2025, Dec 17 15:00

Cumulative Mean and Standard Deviation by Group in Polars: Clean, Readable Patterns with Rolling Windows

Learn how to compute cumulative mean and standard deviation by group in Polars using rolling windows and cum_sum/cum_count for clear, concise, reliable code.

Computing cumulative mean and cumulative standard deviation in a Polars DataFrame sounds straightforward, but the most obvious approach can get verbose quickly, especially when you partition the calculation by a category. Here’s a concise walkthrough that keeps the logic clear and minimizes the risk of errors.

Baseline example: cumulative mean by group

Assume a small DataFrame with a numeric column and a grouping key. One way to derive a running mean is to divide a cumulative sum by a cumulative count within each group.

import polars as pl

tbl = pl.DataFrame({
    "val": [4, 6, 8, 11, 5, 6, 8, 15],
    "grp": ["A", "A", "B", "A", "B", "A", "B", "B"]
})

res = tbl.with_columns(
    running_avg = pl.col("val").cum_sum().over("grp") 
                  / pl.int_range(pl.len()).add(1).over("grp")
)

What’s going on and why this feels clunky

The expression builds a per-group running mean by taking a partitioned cumulative sum and dividing it by a per-group running index plus one.

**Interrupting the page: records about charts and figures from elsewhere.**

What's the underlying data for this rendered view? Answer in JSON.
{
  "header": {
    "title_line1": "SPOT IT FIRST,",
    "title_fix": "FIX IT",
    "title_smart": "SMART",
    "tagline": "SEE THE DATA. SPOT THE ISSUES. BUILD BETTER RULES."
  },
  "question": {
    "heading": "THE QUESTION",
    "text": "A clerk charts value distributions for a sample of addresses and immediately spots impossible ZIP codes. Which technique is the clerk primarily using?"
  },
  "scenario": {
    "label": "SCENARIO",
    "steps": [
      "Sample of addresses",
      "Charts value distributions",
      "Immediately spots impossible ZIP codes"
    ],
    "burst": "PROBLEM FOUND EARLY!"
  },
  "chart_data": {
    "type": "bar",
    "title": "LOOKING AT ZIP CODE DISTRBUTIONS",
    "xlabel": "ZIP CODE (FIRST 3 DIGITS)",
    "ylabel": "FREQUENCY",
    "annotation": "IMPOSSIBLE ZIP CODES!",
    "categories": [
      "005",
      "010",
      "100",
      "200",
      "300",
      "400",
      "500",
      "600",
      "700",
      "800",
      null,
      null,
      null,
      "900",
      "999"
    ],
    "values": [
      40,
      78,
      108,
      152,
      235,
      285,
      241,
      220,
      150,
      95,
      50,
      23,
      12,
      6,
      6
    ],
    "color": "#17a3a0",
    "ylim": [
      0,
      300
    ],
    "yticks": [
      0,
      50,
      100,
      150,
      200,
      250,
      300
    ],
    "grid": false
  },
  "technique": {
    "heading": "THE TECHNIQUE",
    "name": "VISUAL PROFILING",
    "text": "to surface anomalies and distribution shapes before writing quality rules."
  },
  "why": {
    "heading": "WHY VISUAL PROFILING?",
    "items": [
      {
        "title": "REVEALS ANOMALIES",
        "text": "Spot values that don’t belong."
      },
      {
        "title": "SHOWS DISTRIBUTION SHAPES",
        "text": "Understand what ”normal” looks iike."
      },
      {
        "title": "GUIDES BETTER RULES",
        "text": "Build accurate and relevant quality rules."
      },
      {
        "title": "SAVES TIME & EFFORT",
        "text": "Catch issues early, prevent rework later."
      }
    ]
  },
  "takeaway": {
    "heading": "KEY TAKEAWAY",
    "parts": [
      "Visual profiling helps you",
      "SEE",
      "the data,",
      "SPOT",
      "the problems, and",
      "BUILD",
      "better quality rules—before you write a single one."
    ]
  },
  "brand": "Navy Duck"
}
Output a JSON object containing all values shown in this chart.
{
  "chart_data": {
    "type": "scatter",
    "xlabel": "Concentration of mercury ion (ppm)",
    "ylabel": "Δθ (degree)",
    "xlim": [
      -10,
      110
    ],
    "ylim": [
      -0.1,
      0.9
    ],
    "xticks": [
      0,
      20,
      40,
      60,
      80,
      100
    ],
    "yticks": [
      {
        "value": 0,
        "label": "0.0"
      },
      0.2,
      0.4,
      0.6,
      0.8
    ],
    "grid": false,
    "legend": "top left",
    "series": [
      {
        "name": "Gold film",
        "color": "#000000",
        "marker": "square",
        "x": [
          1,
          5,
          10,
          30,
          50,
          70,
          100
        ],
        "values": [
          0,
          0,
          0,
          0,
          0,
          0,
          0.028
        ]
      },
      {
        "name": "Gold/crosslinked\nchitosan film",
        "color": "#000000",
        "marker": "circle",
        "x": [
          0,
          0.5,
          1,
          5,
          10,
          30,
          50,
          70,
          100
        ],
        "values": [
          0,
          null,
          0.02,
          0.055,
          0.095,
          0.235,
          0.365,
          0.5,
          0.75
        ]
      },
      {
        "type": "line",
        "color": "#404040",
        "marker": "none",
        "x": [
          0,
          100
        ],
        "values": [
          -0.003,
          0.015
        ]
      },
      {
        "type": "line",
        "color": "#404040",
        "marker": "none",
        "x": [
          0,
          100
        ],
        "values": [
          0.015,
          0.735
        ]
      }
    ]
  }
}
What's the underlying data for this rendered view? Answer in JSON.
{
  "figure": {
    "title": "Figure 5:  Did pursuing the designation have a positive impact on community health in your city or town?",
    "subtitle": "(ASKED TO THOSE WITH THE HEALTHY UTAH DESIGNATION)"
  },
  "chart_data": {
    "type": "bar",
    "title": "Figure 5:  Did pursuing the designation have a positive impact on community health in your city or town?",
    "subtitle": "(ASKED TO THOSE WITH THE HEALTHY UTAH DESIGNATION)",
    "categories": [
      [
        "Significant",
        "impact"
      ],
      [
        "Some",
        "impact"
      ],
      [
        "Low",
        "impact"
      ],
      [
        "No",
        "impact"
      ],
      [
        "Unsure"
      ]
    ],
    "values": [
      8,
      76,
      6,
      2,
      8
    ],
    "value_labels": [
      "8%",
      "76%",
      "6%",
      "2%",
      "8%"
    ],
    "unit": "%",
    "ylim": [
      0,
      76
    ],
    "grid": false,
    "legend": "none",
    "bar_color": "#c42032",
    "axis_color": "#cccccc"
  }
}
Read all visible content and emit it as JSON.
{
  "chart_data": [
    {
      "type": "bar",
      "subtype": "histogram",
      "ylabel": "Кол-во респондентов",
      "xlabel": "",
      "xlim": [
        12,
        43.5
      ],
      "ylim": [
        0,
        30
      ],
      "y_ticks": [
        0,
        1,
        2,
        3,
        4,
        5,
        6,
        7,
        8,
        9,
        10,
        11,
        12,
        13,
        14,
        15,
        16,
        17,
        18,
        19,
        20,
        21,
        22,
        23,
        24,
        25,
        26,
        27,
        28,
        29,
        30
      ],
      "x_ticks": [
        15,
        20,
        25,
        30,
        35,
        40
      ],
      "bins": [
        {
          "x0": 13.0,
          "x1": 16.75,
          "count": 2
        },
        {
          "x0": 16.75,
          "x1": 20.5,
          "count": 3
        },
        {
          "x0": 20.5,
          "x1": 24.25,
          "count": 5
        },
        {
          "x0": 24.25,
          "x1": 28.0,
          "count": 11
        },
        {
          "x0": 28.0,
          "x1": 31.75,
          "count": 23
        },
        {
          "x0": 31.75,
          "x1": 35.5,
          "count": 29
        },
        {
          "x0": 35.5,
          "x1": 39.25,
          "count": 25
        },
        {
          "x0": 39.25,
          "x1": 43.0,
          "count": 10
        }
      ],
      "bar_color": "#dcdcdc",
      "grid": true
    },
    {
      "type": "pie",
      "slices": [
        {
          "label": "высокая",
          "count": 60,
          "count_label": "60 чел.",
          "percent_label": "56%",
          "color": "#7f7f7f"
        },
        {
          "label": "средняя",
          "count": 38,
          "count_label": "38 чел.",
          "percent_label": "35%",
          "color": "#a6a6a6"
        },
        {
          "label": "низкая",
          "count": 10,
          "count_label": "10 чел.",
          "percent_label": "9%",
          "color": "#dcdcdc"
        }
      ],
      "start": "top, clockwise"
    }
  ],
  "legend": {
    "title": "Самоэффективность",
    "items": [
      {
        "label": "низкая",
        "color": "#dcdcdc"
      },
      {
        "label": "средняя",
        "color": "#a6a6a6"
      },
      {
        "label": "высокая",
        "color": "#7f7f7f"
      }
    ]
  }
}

It works, but the use of a global range that is then partitioned is not the most readable approach and becomes less comfortable when you try to extend it to a cumulative standard deviation.

A cleaner approach with rolling windows

You can achieve cumulative mean and cumulative std using rolling functions. The idea is simple: apply rolling_mean and rolling_std over each group with a window as large as the entire frame and set min_samples=1. Within a group, as long as the group length is smaller than the window, the rolling window effectively behaves like a cumulative window. For cumulative mean, you can also keep a compact variant based on cum_sum and cum_count.

clean = tbl.with_columns(
    avg_cum = pl.col("val").cum_sum().over("grp") 
              / pl.col("val").cum_count().over("grp"),
    avg_cum_roll = pl.col("val").rolling_mean(
        window_size=tbl.shape[0],
        min_samples=1
    ).over("grp"),
    std_cum_roll = pl.col("val").rolling_std(
        window_size=tbl.shape[0],
        min_samples=1
    ).over("grp")
)

The rolling mean aligns with the cumulative mean. For the rolling standard deviation, the first entry of each group yields null, which matches the usual behavior when there is only a single observation.

Why this matters

Running aggregates are a staple in analytics pipelines, monitoring, feature computation and exploratory work. A readable expression is easier to maintain and reason about. The rolling approach avoids manual index arithmetic, and the compact cumulative-mean formula stays precise without extra moving parts. A more specific built-in for this pattern isn’t available, but the rolling family covers the need well.

Conclusion

For cumulative mean by group, prefer the short formula based on cum_sum divided by cum_count. For cumulative standard deviation, rely on rolling_std with a window equal to the number of rows and min_samples=1, and apply both via over to partition by the grouping key. This keeps the code focused, expressive and less error-prone when the logic grows.